Si la solitude est nécessaire, c'est que rien ne peut venir que du fond de soi. 


Car ce que l'on porte de toute manière au fond de soi lorsqu'on a tout dépouillé, qu'on a atteint la pauvreté suprême, le centre à partir duquel, dans l'art, une éternité est possible, c'est en fin de compte son passé, son enfance. 



N'avons-vous pas l'impression que ces phrases (spécialement la première) sont du Rilke tout craché?

Ou encore,

Ces Lettres à un jeune poète répondent moins, en somme, à la question Qu'est-ce que l'art? qu'à la question Qu'est-ce que l'artiste? Ce dont il s'agit avant tout, c'est un choix de vie, le choix de l'impossible. C'est « par impossible » que peut se produire la « réussite ». Dans sa sincérité, Rilke n'est pas très tendre avec Kappus, même s'il recopie aimablement l'un de ses poèmes... pour le lui renvoyer. Quand tout est donné, il reste une différence : si le génie ne s'incarne que « par impossible » dans la réalité, qu'en sera-t-il du simple talent, du petit talent, ou de l'absence de talent? La seule vraie question est posée dès la première des Lettres à un jeune poète : « Explorez le fond qui vous enjoint d'écrire; vérifiez s'il étend ses racines jusqu'à l'endroit le plus profond de votre coeur, répondez franchement à la question de savoir si, dans le cas où il vous serait refusé d'écrire, il vous faudrait mourir. »

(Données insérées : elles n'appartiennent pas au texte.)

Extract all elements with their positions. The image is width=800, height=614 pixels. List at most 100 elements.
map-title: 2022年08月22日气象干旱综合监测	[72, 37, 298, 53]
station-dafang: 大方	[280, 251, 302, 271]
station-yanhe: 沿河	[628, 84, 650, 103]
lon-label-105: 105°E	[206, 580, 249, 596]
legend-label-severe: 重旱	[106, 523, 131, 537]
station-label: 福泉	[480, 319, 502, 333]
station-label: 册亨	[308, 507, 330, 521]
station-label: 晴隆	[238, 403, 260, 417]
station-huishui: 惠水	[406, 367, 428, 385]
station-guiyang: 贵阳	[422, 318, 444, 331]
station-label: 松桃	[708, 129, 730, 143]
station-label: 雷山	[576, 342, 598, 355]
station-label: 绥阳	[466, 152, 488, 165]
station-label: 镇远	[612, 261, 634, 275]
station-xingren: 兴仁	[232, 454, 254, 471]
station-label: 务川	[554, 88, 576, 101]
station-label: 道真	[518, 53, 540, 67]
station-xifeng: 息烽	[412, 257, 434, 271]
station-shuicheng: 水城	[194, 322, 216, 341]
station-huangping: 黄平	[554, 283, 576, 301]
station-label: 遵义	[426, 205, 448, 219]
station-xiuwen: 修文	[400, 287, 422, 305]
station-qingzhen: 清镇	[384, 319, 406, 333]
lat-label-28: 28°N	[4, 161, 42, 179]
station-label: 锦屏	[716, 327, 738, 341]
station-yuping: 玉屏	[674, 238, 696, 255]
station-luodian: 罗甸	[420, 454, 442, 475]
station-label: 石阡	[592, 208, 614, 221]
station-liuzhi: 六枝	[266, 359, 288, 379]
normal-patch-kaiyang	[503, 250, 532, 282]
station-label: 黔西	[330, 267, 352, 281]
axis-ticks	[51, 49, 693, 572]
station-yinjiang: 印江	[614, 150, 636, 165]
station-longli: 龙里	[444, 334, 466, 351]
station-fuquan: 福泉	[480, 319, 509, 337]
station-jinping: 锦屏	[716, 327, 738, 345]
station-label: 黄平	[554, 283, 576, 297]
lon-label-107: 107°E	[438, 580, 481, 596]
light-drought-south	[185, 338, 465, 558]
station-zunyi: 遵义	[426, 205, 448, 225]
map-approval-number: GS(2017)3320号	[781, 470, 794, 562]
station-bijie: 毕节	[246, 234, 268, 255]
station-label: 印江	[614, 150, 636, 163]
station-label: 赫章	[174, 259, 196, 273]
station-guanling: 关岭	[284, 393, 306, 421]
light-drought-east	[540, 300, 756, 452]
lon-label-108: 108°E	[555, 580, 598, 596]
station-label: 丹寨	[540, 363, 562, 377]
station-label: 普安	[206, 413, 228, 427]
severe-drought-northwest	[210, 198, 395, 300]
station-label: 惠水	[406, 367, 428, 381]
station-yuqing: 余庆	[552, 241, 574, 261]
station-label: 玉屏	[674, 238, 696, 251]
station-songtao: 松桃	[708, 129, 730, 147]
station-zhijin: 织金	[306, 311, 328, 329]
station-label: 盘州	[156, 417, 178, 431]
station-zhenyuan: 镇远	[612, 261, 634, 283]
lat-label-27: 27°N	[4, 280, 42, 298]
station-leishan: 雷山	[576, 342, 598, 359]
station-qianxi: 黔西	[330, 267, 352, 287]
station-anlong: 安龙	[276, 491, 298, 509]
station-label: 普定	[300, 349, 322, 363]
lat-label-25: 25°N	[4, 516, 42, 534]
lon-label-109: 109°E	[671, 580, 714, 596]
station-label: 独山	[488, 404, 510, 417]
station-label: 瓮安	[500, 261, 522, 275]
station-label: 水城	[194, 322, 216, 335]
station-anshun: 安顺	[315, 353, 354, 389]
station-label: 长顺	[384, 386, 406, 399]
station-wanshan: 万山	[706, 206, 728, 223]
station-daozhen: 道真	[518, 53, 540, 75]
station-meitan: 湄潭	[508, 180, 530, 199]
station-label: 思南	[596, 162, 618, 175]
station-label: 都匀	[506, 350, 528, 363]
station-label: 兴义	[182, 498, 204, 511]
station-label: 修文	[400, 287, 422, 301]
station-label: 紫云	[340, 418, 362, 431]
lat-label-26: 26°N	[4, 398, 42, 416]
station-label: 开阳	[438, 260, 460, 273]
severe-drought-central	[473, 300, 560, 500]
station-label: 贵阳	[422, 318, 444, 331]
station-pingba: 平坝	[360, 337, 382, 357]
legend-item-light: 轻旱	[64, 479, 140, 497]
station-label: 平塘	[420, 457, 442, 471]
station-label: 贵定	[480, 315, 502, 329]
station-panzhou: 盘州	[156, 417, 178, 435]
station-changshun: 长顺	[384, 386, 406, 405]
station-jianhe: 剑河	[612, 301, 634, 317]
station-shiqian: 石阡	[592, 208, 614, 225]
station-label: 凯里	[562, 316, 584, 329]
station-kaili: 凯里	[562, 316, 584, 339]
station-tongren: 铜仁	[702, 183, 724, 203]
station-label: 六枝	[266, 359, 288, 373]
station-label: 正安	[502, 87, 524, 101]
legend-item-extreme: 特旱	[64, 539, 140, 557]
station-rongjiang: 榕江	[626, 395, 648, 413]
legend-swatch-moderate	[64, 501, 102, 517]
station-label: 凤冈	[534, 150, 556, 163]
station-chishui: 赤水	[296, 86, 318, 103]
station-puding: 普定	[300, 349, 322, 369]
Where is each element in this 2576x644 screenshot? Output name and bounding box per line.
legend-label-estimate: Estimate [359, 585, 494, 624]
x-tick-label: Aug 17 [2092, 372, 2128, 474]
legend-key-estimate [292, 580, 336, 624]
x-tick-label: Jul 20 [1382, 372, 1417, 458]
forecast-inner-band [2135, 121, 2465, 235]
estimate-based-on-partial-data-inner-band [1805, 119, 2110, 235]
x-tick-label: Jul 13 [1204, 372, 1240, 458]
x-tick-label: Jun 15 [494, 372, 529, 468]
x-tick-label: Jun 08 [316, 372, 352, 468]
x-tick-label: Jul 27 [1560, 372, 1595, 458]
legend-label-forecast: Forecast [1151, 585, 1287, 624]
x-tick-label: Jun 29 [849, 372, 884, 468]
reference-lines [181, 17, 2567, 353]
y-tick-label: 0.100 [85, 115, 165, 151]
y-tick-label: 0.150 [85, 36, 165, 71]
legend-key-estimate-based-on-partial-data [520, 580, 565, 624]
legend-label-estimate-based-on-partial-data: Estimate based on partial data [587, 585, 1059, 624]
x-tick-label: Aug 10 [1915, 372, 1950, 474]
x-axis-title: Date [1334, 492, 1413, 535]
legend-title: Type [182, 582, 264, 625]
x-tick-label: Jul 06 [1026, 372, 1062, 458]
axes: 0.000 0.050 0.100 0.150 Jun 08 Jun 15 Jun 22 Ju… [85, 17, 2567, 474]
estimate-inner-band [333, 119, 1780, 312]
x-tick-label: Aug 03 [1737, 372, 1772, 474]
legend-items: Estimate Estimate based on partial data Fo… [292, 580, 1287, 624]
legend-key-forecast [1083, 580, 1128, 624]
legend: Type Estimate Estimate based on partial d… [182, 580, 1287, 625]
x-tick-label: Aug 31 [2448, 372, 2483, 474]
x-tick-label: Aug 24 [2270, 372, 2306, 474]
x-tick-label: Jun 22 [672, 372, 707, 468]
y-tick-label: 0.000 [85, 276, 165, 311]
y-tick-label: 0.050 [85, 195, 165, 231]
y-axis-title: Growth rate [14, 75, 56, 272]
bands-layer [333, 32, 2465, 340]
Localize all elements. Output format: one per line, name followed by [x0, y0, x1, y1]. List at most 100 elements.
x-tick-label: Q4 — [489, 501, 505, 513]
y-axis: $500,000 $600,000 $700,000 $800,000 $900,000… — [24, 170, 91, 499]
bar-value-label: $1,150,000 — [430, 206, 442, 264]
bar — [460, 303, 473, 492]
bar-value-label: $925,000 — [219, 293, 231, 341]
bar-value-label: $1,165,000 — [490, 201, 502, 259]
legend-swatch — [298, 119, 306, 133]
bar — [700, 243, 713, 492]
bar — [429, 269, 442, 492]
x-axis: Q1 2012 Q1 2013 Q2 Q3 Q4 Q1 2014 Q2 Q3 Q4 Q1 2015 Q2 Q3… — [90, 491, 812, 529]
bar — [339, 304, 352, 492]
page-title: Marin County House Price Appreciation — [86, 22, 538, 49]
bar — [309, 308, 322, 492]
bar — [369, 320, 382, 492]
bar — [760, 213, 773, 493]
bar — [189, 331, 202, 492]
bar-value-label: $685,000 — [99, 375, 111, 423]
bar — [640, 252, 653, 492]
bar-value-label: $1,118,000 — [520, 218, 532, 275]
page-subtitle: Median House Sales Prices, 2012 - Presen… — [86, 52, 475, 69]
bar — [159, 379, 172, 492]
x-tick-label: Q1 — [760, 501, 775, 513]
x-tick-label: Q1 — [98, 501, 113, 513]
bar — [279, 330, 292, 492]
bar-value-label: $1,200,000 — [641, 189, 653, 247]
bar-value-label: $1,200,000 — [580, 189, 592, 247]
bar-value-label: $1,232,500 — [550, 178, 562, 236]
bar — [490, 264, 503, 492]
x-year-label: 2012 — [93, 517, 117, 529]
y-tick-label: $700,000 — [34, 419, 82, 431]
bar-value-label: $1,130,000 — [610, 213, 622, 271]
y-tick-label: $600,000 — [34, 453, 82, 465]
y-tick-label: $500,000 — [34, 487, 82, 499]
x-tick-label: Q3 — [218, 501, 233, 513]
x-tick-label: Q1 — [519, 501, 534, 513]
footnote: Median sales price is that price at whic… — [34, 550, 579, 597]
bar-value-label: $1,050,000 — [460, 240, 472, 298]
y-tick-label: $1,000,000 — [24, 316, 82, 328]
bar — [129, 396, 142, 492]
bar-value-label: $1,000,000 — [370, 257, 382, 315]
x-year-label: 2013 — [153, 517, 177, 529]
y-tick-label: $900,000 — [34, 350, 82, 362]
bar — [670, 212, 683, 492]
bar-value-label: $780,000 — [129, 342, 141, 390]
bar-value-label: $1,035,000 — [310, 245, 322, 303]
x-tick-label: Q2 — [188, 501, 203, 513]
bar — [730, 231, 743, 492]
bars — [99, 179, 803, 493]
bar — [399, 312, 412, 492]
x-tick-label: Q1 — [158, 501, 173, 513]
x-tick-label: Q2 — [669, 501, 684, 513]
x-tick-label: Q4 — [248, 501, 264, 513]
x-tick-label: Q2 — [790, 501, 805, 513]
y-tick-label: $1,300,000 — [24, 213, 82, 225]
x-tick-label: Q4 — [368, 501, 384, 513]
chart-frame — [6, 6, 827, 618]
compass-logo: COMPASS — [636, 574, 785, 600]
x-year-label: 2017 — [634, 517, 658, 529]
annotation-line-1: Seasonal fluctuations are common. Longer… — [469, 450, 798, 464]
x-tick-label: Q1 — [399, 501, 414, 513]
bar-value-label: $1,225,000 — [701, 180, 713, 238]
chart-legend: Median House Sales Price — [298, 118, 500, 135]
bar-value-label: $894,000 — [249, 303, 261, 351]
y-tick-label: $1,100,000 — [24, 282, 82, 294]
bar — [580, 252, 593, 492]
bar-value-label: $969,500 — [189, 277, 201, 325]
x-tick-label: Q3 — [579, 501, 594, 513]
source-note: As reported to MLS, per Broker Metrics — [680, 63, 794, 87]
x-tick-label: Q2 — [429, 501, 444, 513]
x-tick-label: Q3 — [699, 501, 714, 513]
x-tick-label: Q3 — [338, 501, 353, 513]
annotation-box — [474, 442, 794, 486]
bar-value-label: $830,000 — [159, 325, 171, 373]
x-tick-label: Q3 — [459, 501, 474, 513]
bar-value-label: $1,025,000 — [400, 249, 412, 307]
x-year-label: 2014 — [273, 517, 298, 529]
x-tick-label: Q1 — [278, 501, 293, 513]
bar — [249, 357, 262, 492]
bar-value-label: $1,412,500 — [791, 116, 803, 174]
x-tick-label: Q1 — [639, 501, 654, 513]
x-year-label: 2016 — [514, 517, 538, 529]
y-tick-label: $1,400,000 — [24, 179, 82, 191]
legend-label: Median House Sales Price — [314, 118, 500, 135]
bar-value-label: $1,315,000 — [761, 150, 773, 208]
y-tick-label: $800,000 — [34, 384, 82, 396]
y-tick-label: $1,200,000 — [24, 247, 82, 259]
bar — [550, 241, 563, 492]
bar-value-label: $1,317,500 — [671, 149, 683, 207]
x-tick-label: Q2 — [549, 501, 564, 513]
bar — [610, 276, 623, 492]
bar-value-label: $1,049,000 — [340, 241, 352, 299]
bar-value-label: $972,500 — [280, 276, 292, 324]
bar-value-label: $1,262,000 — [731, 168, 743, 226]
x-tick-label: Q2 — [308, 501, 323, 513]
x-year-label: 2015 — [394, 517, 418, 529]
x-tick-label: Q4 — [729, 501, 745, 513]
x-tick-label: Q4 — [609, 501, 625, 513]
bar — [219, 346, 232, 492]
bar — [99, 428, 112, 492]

Rilke dit-il finalement autre chose que Proust, Marguerite Duras ou Thomas Bernhard?

 
*

En fin de volume, des lettres de Rilke à Lou Andreas-Salomé et à Friedrich Westhoff. Laissez-moi vous partager celle-ci, car elle tombe à point en ces temps difficiles : 

  
Lettre à Friedrich Westhoff, Rome, 29 avril 1904 [Rilke a 29 ans]

Car, Friedrich, crois-moi, plus on est soi-même, plus tout ce que l'on vit est riche.
[...]
Il ne faut jamais désespérer lorsqu'on perd quelque chose, un être, une joie ou un bonheur; tout reviendra, plus magnifique encore. Ce qui doit tomber tombe; ce qui nous appartient vraiment nous reste, car tout se produit selon des lois qui dépassent notre sagacité et avec lesquelles nous ne sommes qu'apparemment en contradiction. Il faut vivre en soi-même et penser à la totalité de la vie, à tous les millions de possibilités, d'immensités et d'avenirs qu'elle contient, face auxquels il n'y a rien de passé ni de perdu.  (lettre signée Rainer et Clara Westhoff, sa femme)

Rasséréné, j'ai lu d'un trait toutes ces lettres. J'ai compris alors pourquoi il m'était si important de conserver ce livre

Quelques semaines plus tard, l'ex et moi prenions un café ensemble, en toute amitié. Je n'ai pas eu le courage de lui donner le livre.